Ask any mortgage or credit provider to name their top 10 customer origination challenges and you will find these answers featuring prominently:
- Conversion rates – Am I sourcing enough suitable applicants who complete the onboarding journey?
- Cost of acquisition – How much am I paying for leads and how many credit searches am I running?
- Treating Customers Fairly – Am I making the right decision for each customer?
None of these examples should come as a surprise to anyone familiar with the online onboarding world. After all, lead brokers have been driving growth and innovation in this market for years, expecting lenders to respond quickly and in real time to the leads on offer. With capital to deploy, lenders require a steady and scalable stream of applicants to assess as quickly, cost-effectively and diligently as possible.
With the right technology in place, both parties can deliver a seamless customer experience. As interest rates rise alongside the spiralling cost of living, the logical expectation is that demand for credit will increase, making speed and scalability as important as ever. But as these factors fuel demand, so too will they add to the credit risk and therefore require robust underwriting decisions.
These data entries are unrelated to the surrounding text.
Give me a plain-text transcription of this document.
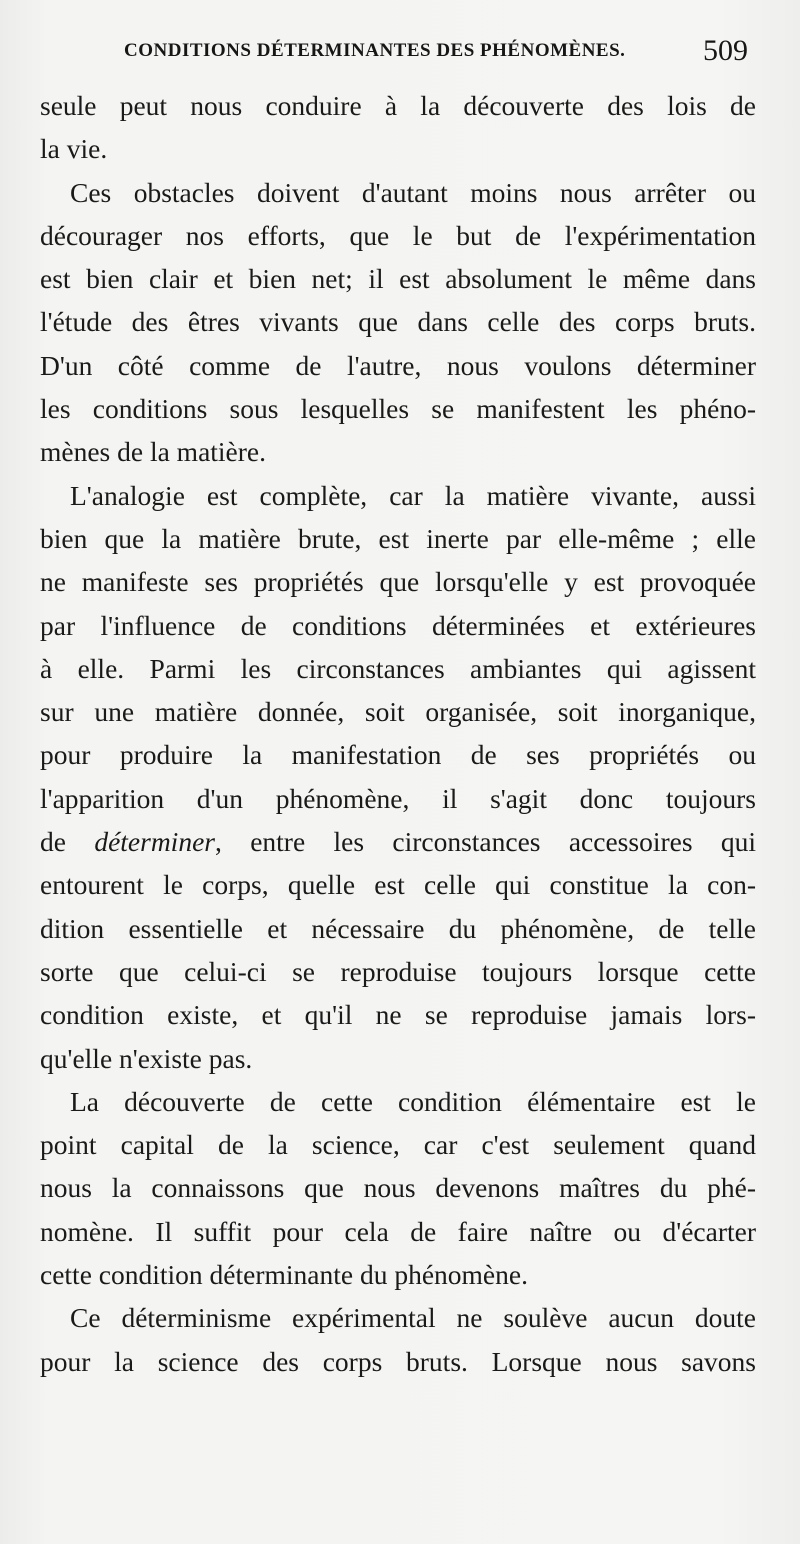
CONDITIONS DÉTERMINANTES DES PHÉNOMÈNES.	509
seule peut nous conduire à la découverte des lois de
la vie.
Ces obstacles doivent d'autant moins nous arrêter ou
décourager nos efforts, que le but de l'expérimentation
est bien clair et bien net; il est absolument le même dans
l'étude des êtres vivants que dans celle des corps bruts.
D'un côté comme de l'autre, nous voulons déterminer
les conditions sous lesquelles se manifestent les phéno-
mènes de la matière.
L'analogie est complète, car la matière vivante, aussi
bien que la matière brute, est inerte par elle-même ; elle
ne manifeste ses propriétés que lorsqu'elle y est provoquée
par l'influence de conditions déterminées et extérieures
à elle. Parmi les circonstances ambiantes qui agissent
sur une matière donnée, soit organisée, soit inorganique,
pour produire la manifestation de ses propriétés ou
l'apparition d'un phénomène, il s'agit donc toujours
de déterminer, entre les circonstances accessoires qui
entourent le corps, quelle est celle qui constitue la con-
dition essentielle et nécessaire du phénomène, de telle
sorte que celui-ci se reproduise toujours lorsque cette
condition existe, et qu'il ne se reproduise jamais lors-
qu'elle n'existe pas.
La découverte de cette condition élémentaire est le
point capital de la science, car c'est seulement quand
nous la connaissons que nous devenons maîtres du phé-
nomène. Il suffit pour cela de faire naître ou d'écarter
cette condition déterminante du phénomène.
Ce déterminisme expérimental ne soulève aucun doute
pour la science des corps bruts. Lorsque nous savons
In order to quickly execute vigorous and compliant lending and affordability decisions, Open Banking has – without doubt – begun to play a more important role each year, and this trend is set to continue. However, credit reference agency data is, and will likely remain for the foreseeable future, the most effective and reliable means by which to assess an application for credit. CRAs therefore perform a critical function for lenders.
Credit reference data, though, is not perfect, and none of the major CRAs would claim otherwise.
There is the issue of coverage: no single CRA has a credit file on 100 per cent of the UK adult population.
Moreover, no single CRA has 100 per cent knowledge of every one of the consumers for whom it holds a credit file. Why is this? The fact of the matter is that lenders of all shapes and sizes have the choice as to which of the major agencies they report their loan performance data to; some choose just one CRA while others choose two or even all three.
So, despite the degree of data sharing that exists within the CRA industry, as many people will recognise, the information on your credit file from one CRA can be materially different from that shown on another CRA.
This phenomena, known as 'thin files' drives up the costs for lenders because it leads to an increase in declined applications or referrals (those applicants needing more labour-intensive underwriting attention), which means a drop in conversion rates and, more importantly, disappointed applicants.
CRAs do also have occasional outages, which leads to the risk of yet more declines and referrals because applicants cannot be searched for at all during these times.
No wonder, then, that the prospect of lenders using more than one CRA to assess an applicant – known as the multi-bureau approach – has gained popularity in recent years. What better way to overcome the thin file problem than by calling a second or even third CRA to get a full picture of your customer?